Technology & Science

Canada would honour climate deal: Harper

Prime Minister Harper says Canada would support any binding intermational agreement on greenhouse gases that emerges from the Cancun climate talks.
Activists from, an environmental protection group, sit at a partially submerged table in Cancun on Friday as they pretend to represent countries fighting for survival in the battle against climate change. Prime Minister Stephen Harper says Canada will support any binding international agreements from the Cancun climate change conference. ((Jorge Silva/Reuters))

Prime Minister Stephen Harper says Canada would support a binding international agreement to reduce greenhouse gases.

Harper spoke in Nova Scotia on Friday as delegates at a climate-change conference in Cancun, Mexico, scrambled to hammer out a number of deals in the meeting's final hours.

Harper, whose government is often criticized for its stance on greenhouse-gas emissions, said Canada would honour the pact if such an agreement is reached.

Prime Minister Stephen Harper, pictured at an event in Nova Scotia on Friday, says he wants to see the world achieve a legally binding agreement to regulate and reduce greenhouse gas emissions. ((CBC))

"Canada's objectives at this conference are clear and that is that we want to see the world achieve a legally binding agreement to regulate and control and reduce greenhouse gas emissions for all major emitters of the planet, including Canada," he said. "Canada is willing to participate in that."

Harper also called for an effort to push countries not interested in reducing emissions back to the table.

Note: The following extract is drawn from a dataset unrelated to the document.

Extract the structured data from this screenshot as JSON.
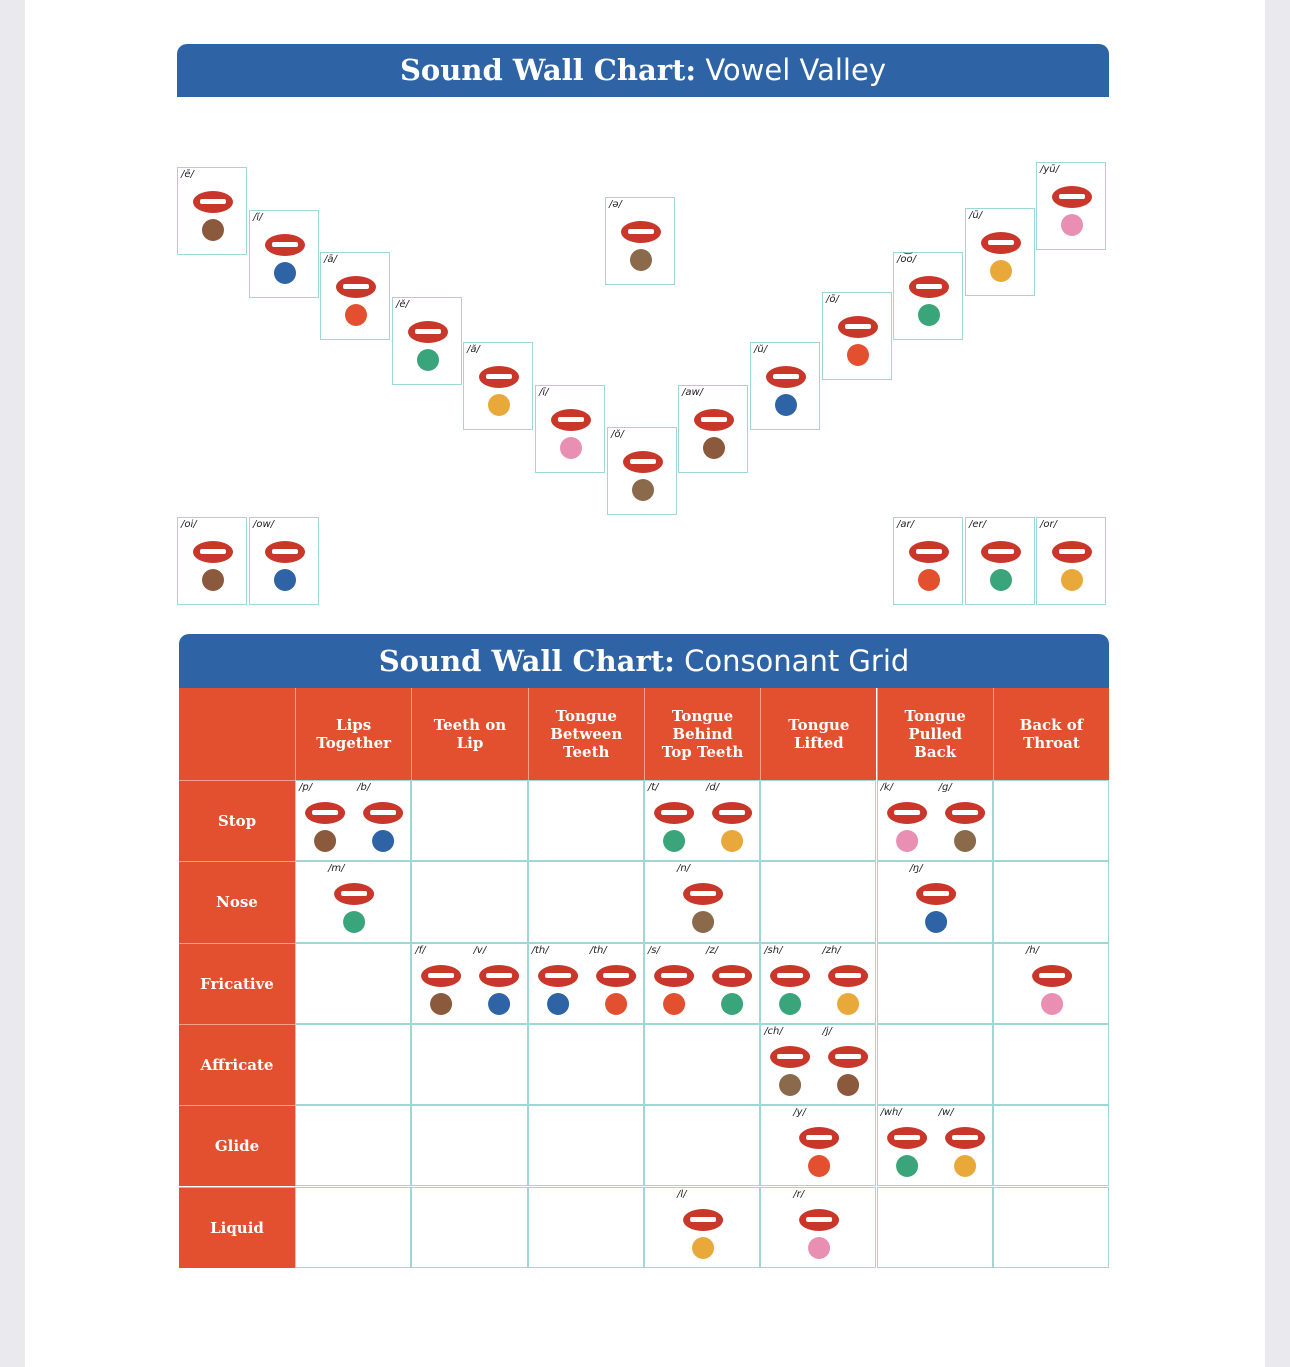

"There are other countries that do not support that objective. … In some of those cases, and I'm talking about very big emitters, they don't even support the measurement of greenhouse gas emissions let alone the control of them.

"I just say to anybody who is reasonably minded, let's focus on efforts on pushing the guys who aren't wanting an agreement to get to the table and get an agreement."

Non-stop talks

Climate negotiators laboured nonstop through the night and into their final day Friday, bargaining intensely over draft accords and seeking small, but essential steps to stem global warming.

The United Nations talks wrap up Friday evening. They were intended as a followup to last year's Copenhagen summit, where countries tried to reach an agreement on reducing greenhouse gas emissions to replace the Kyoto Protocol, which expires in 2012.

During the two-week Cancun meeting, negotiators have debated whether to create a fund of $100 billion US a year for developing countries threatened by altered weather patterns, and give them the technology to leapfrog old petroleum-based economic development in favour of clean energy.

A meeting of all 193 countries planned for Friday morning to report on the overnight talks was repeatedly delayed as delegates continued wrangling behind closed doors.

In a late-night session Thursday, negotiating groups spelled out the progress they had made settling some disputed wording and clauses. But they reported that many issues remained to be sorted out.

One issue, related to pledges by industrial and developing countries to rein in emissions of heat-trapping gases, appeared deadlocked.

China and U.S. at odds

China and the U.S. were bickering over rules for countries to report actions curbing greenhouse gases and submit them to international scrutiny.

Even the forestry program, which had been touted as one of the easiest potential deals at Cancun, met last-minute hurdles over how to make sure that the rights of indigenous communities are safeguarded.

Off the agenda was any proposal for industrial countries to ramp up the modest pledges they made at the Copenhagen meeting for reducing greenhouse gas emissions that are causing a measurable rise in the Earth's average temperature.

That summit failed to produce a hoped-for overarching climate pact and instead concluded with a three-page political document, the Copenhagen Accord.

The 27-nation European Union wants language specifying that emissions pledges over the last year fall short of what scientists say is necessary to keep the Earth from overheating to dangerous levels.

A key issue of contention was whether to make the post-Copenhagen national emissions pledges legally binding, and in what kind of document.

The answer to those questions would determine the fate of the Kyoto Protocol, the 1997 document that set reductions targets for 37 wealthy countries and expires in 2012. The United States rejected Kyoto — the only industrialized country to do so — because it didn't require fast-growing economies such as China and India to limit their emissions.